= Russell Freeburg =

American journalist (born 1923)

Russell William Freeburg (born March 4, 1923) is an American journalist who was a former managing editor and Washington bureau chief for the Chicago Tribune. He is the co-author of a book on the role of oil in World War II.

==Biography==
Of Swedish descent, he is a native of Galesburg, Illinois. He served as a staff sergeant with the 8th armored division in World War II in the Ardennes, Rhineland, and Central Europe campaigns. He was awarded the Bronze Star Medal for advancing alone under enemy fire to persuade a German gun emplacement to surrender. He was graduated from Washington University in St. Louis in 1948. He also attended Knox College in Galesburg, where he met and married Sally Woodford of Chicago. They had three children, Jon, Hollis and Allison.

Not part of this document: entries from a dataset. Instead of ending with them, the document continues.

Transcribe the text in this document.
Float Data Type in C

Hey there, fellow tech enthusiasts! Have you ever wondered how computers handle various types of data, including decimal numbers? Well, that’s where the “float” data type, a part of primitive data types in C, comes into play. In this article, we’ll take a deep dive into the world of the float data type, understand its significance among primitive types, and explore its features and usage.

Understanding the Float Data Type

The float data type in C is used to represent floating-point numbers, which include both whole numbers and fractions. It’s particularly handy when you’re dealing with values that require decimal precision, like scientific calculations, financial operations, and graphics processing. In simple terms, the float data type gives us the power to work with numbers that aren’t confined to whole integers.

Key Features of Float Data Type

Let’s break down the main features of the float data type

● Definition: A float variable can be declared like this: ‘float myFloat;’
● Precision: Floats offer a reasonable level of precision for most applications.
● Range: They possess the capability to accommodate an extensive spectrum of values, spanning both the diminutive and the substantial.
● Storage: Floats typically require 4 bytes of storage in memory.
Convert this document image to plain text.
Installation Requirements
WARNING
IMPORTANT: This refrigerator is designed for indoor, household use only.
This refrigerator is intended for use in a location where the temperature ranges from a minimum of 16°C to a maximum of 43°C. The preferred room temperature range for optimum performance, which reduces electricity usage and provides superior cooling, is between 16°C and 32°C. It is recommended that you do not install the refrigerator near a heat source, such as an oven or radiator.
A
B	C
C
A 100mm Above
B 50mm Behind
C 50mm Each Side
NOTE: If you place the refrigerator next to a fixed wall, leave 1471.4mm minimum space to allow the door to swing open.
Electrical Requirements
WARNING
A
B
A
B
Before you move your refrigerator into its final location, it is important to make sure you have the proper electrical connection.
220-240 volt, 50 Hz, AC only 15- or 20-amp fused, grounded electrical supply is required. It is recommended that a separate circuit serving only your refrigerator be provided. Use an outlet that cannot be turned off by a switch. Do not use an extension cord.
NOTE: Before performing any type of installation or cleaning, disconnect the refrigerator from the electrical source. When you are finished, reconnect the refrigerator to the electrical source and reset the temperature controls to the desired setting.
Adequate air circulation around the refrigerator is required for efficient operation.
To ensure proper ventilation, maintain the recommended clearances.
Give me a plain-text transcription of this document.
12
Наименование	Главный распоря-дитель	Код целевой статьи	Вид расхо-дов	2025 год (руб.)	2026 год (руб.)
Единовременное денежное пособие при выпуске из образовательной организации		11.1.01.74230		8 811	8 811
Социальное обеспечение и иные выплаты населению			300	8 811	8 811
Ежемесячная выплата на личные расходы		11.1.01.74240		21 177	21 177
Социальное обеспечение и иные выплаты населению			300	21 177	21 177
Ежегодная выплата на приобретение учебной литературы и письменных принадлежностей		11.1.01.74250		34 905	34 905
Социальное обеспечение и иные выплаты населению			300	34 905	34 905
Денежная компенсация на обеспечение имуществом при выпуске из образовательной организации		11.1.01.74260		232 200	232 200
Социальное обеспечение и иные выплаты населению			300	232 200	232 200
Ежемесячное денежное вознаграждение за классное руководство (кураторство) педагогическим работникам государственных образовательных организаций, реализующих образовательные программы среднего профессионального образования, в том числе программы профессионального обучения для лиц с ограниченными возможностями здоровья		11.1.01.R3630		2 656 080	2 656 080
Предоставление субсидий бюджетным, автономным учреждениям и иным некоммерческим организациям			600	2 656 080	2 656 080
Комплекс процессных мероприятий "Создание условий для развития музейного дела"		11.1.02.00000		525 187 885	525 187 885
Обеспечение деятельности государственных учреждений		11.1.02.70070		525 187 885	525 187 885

He turned 100 on March 4, 2023.

==Journalism career==
Freeburg began his journalism career in 1948 at the City News Bureau of Chicago as a police and criminal courts reporter. He joined the Chicago Tribune in 1950 and in the next seven years covered news ranging from gangland slayings to the grain pits of the Chicago Board of Trade. After covering Chicago’s western suburbs for two years, he was assigned to the financial news section in 1952 and transferred to the city room in 1957. A year later, he was moved to Washington, where through the next decade he covered the economics beat, the Justice Department, the White House and presidential political campaigns. He was named executive director of the Tribune’s Washington bureau in 1966 and two years later he became the bureau chief. He became the paper’s managing editor in 1971, resigning a year later to return to Washington. Mr. Freeburg also has been a Meet the Press panelist. In 1974/1975, Mr. Freeburg was White House coordinator to President Gerald Ford’s Citizens’ Action Committee to Fight Inflation.

==Author==
- Inside The Front Page published in 2019 by Ampersand, Inc. A memoir about Freeburg's life in the newspaper business in Chicago and Washington, DC in the aftermath of WWII and into the political turmoil of the mid-20th century.
- Oil & War with co-author Robert Goralski of NBC News, was published in 1987 by William Morrow and Company. The book told about the deadly struggle for oil in the years before and during World War II and how control of it eventually meant victory or defeat. It was part of a public television series in 1993 on oil.
- There Ought to Be a Place - A history of the Congregational Summer Assembly, published in 2001, on the occasion of the organization's centennial anniversary.